SPACE MAN: Mr Chee, 40, stumbled onto stargazing in 1995. He started "sidewalk stargazing" shortly after getting his first telescope.


    Apr 14, 2014

    Sidewalk stargazing pulls in the crowds

    QUEUING, the national pastime here, seems to have migrated beyond the realm of food into, well, space.

    Every first Saturday of the month in Toa Payoh, snaking queues fill the open space outside the neighbourhood's library.

    The end-point: High-powered telescopes pointing towards the sky, through which users get to catch a glimpse of Jupiter, Mars, Saturn or, if they are lucky, even a shooting star.

    And it's free of charge, too.

    The activity, which organiser Gary Chee calls "sidewalk stargazing", pulls in at least 300 people each time. These space buffs - ranging from families with children to the elderly - wait in line for about 20 minutes for their turn at a telescope.

    Curious passers-by form a steady stream of "customers" for about three hours, although the sessions, which start at 8.30pm, can end as late as 1am.

    This humble get-together is Mr Chee's dream come true.

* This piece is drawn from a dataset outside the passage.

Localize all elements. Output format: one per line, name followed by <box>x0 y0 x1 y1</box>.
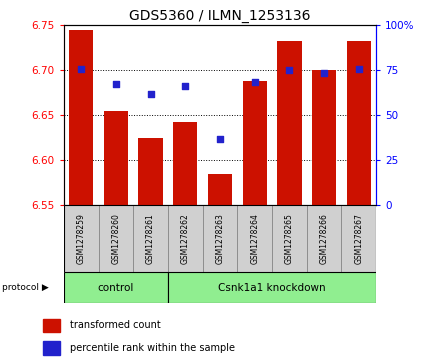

The IT consultant told My Paper that he had always wanted to bring the stars to ordinary people.

    The 40-year-old stumbled onto stargazing in 1995, when he looked up at the sky while trekking on Adam's Peak, a mountain in central Sri Lanka. "The velvet dark sky was full of diamonds," he said.

    Intrigued, he bought his first second-hand telescope for $400 and started scanning the skies in Toa Payoh. He managed to catch sight of Jupiter and its four moons.

    Since then, he has gone on a mission to debunk the misconception that Singapore is too bright to see stars. In fact, he said, the Republic is well situated for stargazing as it lies near the Equator. This means that planets and the moon can be very high up in the sky and are clearer, he said.

    He started sidewalk stargazing shortly after getting his first telescope, setting it up outside the Toa Payoh Public Library.

    The reactions he got then were not very positive. "I got dirty looks from the public. They must have been wondering, 'Who is this guy and what is he doing?'"

    Even then, if he saw someone looking his way, he would invite them to take a look.

    But these sidewalk sessions have since grown. Now, about 10 of his friends set up telescopes - up to twice as tall as the average man and costing between $300 and $10,000 each - for each stargazing session.

    Mr Chee, who is single, holds a talk at the Toa Payoh library before each session. The free talks fill up the 70-person capacity hall each time.

    Interest in astronomy is growing, he said, pointing out that National Junior College recently opened its own observatory and he is getting more requests to conduct talks.

    Mr Chee, whose own collection of telescopes now numbers at least 13, said that it's a magical sight.

    "I thought it's something everyone should see. I want to help people do things which they think are impossible," he said.

    Banker Chia Kim Yen, 34, who has lived in the area for more than two years, was in the queue to use the telescope when My Paper attended a session last month.

    "It's pretty cool that they do this here for free. You don't expect to see Jupiter for free," he said.